High-Performance Flexible Symmetric Supercapacitor Device Based on Nitroaniline-Functionalized Benzoquinone
Sudhir D. Jagadale, Sidhanath V. Bhosale
Abstract
A simple approach to design the molecular architecture based on modified benzoquinone and its flexible supercapacitor device is demonstrated. In present work, two electron-withdrawing subunits such as 2-nitroaniline ( NA ) and 3,5-dinitro aniline ( DNA ) are utilized to functionalize benzoquinone ( BQ ) core. As-prepared electrode materials based on BQ-NA and BQ-DNA on graphite foil ( GF ) are directly employed to fabricate a three-electrode supercapacitor (SC) device in 1 M H 2 SO 4 electrolyte. At 0.5 A g –1 current density, the BQ-DNA/GF electrode-based SC can deliver higher specific capacitance ( C sp ) of 341.13 F g –1 compared to the BQ-NA/GF SC device 322.47 F g –1 . This could be ascribed to the higher electron-withdrawing effect of the four –NO 2 groups in BQ-DNA . Moreover, two-electrode BQ-DNA/GF//BQ-DNA/GF symmetric SC device and flexible symmetric supercapacitor (SSC) device were created using the GF surface. The BQ-DNA/GF -based FSSC device at a 0° bending angle exhibits noticeable C sp with 81.66% C sp retention after 5000 cycles at 1 mA cm –2 current density.
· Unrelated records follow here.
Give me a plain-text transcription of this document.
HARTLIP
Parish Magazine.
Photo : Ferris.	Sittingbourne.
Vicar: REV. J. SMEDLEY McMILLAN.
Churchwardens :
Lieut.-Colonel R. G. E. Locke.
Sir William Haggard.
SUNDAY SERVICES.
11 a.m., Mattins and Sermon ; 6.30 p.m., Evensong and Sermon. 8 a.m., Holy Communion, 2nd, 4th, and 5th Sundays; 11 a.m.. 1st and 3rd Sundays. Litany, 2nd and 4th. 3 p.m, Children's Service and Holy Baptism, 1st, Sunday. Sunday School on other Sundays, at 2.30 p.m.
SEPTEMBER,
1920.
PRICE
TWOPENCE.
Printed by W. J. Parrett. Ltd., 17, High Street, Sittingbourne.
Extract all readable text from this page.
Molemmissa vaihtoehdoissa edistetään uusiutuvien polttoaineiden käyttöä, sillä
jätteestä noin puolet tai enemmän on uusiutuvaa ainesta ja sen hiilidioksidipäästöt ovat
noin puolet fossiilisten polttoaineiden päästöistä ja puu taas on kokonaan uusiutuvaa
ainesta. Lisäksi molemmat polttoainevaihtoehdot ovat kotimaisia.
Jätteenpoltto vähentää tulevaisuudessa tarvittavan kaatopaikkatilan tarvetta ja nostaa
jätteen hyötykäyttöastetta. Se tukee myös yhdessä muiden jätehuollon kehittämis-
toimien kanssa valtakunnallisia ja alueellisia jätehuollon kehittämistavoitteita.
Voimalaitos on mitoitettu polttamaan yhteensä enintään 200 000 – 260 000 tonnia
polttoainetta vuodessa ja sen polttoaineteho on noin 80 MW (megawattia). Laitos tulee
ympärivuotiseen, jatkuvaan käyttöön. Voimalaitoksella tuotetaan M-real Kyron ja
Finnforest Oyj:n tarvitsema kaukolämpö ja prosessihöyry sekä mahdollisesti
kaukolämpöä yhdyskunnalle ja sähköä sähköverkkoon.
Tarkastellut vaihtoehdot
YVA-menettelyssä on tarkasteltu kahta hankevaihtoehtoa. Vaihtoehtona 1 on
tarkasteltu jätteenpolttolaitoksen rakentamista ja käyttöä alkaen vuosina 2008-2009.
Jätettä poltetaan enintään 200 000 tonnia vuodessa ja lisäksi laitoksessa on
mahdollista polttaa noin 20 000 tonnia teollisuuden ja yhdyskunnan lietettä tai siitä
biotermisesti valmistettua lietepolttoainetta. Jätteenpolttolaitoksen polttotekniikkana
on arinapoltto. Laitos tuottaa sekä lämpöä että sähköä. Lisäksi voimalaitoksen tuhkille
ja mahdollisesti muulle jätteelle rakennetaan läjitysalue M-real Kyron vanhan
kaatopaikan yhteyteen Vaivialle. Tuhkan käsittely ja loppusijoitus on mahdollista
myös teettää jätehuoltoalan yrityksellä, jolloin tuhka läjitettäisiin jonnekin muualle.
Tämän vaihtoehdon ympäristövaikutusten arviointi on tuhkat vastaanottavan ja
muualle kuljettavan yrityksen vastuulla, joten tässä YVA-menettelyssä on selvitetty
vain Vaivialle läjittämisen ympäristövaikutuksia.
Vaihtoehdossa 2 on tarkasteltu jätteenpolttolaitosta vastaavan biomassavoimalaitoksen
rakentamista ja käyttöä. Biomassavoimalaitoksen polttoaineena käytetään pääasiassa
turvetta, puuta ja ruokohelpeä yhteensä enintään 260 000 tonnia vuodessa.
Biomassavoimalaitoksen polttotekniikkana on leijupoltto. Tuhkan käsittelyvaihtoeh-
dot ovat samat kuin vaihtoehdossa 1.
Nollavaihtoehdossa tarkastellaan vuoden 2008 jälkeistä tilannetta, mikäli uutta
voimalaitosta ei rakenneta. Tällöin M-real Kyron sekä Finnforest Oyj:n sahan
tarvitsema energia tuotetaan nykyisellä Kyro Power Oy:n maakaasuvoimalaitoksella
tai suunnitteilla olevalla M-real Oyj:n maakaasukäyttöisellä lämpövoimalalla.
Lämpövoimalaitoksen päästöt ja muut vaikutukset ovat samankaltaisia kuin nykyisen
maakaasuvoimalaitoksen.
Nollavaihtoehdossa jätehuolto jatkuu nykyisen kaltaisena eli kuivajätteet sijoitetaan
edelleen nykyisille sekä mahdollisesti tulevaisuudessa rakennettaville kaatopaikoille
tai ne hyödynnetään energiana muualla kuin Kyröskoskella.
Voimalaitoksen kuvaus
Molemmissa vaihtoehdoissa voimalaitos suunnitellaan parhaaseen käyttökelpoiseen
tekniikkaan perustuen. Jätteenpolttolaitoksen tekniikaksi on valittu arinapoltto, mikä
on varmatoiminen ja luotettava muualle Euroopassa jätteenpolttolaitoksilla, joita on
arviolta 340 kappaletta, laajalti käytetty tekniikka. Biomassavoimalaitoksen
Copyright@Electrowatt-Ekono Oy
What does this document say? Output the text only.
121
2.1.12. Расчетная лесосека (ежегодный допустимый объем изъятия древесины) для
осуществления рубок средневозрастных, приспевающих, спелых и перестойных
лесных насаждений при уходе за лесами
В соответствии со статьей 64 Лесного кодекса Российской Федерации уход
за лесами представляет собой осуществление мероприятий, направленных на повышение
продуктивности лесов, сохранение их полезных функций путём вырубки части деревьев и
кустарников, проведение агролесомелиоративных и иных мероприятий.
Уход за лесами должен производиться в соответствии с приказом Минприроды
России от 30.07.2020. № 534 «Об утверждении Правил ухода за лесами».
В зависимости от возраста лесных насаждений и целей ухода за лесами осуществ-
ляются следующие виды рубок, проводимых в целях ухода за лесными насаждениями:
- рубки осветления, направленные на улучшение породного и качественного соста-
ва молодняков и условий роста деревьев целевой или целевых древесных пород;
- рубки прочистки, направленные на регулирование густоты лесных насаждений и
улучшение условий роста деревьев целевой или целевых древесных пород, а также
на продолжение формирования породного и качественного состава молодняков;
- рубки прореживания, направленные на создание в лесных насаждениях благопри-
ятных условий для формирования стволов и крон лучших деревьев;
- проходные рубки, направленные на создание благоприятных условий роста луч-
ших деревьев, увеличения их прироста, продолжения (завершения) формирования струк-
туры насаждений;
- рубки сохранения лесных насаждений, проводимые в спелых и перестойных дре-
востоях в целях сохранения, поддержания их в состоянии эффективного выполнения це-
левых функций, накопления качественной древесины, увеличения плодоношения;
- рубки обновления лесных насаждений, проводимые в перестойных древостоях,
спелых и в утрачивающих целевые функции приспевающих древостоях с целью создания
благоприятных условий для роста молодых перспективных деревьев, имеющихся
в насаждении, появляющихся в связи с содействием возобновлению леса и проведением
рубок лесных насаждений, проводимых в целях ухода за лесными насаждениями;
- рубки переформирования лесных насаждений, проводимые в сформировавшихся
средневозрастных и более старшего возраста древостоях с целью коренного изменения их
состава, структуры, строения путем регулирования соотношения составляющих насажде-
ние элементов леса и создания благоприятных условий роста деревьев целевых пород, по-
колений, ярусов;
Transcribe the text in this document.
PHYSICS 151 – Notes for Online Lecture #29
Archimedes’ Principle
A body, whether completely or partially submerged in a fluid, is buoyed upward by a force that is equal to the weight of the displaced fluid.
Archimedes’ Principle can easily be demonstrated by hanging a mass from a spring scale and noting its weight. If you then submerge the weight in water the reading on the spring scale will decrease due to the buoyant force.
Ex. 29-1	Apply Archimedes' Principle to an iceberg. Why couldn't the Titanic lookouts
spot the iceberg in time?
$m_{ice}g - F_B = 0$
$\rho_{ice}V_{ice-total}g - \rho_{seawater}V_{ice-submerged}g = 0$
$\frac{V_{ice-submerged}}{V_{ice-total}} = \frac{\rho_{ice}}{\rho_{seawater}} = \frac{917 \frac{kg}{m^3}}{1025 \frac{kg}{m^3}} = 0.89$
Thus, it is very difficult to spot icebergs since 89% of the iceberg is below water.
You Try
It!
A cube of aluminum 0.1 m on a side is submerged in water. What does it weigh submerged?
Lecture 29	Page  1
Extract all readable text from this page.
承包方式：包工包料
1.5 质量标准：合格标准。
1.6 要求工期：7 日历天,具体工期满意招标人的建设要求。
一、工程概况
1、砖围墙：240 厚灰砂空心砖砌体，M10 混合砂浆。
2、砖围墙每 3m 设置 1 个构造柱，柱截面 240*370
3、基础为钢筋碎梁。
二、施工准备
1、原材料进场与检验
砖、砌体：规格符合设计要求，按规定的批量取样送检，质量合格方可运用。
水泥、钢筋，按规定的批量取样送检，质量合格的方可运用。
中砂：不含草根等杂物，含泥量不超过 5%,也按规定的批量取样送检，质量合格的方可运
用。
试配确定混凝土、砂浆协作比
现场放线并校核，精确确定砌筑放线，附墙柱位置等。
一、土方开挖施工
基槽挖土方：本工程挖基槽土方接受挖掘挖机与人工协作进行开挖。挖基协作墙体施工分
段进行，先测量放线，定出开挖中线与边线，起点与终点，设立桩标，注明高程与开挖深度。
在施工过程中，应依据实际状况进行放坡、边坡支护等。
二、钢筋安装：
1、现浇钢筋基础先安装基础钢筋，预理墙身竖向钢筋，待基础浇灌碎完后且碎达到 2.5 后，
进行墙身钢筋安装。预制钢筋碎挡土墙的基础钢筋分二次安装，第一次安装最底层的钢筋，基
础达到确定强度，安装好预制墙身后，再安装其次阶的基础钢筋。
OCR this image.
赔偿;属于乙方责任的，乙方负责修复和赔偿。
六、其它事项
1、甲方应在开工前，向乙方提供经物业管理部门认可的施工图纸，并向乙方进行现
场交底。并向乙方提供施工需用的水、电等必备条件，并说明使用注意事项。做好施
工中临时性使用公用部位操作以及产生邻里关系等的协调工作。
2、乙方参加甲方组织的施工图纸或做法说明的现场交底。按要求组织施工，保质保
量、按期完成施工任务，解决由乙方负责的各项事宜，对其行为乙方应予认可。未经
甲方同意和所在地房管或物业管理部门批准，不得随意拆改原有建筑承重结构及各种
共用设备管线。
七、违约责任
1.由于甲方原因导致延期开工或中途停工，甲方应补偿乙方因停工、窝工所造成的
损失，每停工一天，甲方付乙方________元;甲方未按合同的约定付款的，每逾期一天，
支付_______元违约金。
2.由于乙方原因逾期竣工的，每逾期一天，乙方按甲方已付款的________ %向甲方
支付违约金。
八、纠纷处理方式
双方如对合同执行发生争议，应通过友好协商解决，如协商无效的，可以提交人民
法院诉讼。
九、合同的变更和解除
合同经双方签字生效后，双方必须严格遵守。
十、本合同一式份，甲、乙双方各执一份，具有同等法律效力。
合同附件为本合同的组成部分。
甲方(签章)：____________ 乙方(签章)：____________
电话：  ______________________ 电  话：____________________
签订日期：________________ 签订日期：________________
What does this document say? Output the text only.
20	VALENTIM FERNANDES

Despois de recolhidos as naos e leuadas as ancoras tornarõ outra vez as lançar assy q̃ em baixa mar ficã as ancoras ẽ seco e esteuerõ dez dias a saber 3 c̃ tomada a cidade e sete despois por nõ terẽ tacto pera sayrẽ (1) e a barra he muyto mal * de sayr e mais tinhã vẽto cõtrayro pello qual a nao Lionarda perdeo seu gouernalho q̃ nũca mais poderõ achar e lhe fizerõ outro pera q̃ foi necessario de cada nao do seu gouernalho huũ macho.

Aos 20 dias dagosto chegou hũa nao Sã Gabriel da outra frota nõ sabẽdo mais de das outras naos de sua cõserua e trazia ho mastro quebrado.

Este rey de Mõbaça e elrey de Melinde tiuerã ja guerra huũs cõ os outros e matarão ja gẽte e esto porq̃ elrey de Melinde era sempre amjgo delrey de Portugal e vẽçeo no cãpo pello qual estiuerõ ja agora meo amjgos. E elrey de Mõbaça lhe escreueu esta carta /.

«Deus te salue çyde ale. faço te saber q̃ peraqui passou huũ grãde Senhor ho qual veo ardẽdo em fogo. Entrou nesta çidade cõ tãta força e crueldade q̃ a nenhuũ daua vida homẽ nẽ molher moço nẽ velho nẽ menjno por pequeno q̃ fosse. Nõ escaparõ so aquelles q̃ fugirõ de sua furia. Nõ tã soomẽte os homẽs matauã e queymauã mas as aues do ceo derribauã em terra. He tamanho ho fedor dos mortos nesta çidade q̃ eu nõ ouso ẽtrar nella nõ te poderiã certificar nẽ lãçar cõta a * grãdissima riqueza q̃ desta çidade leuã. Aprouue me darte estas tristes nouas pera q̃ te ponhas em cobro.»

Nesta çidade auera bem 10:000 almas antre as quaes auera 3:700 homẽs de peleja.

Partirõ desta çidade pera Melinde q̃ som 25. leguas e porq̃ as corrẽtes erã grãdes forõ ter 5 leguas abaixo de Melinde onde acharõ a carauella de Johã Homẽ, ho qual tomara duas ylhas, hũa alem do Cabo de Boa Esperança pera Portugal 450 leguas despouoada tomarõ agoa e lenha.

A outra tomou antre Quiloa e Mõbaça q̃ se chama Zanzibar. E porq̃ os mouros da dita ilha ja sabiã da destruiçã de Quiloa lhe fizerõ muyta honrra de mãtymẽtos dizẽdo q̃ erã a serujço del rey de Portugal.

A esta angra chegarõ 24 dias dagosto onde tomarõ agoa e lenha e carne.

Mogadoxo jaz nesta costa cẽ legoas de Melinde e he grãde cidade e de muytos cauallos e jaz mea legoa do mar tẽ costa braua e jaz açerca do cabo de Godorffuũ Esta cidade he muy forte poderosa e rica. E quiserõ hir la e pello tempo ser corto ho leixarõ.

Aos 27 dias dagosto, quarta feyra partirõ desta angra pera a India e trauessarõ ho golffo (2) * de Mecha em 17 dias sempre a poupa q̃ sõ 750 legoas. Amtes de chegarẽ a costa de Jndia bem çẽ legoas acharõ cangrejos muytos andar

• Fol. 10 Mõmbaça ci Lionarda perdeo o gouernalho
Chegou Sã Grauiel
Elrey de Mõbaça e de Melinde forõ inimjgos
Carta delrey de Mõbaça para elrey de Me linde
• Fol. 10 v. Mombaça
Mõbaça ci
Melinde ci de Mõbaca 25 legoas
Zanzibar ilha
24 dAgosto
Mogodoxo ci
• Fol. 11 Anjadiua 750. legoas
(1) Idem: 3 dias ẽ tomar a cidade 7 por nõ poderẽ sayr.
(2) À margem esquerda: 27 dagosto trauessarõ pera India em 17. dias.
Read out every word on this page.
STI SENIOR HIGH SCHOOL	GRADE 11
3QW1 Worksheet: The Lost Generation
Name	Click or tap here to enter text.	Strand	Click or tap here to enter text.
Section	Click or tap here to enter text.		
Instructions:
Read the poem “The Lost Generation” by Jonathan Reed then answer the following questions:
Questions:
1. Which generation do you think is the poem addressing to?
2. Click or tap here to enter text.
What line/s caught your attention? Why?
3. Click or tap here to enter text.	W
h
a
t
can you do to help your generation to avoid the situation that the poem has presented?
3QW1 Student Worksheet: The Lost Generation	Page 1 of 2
The highest energy density of 12.81 μW h cm –2 at 1.36 mW cm –2 power density was achieved for FSSC. The FSSC cell configuration at 180° bending angle also retains excellent C sp . The present work provides a way to design high-performance energy storage materials based on organic compounds for flexible electronics and wearable device architectures.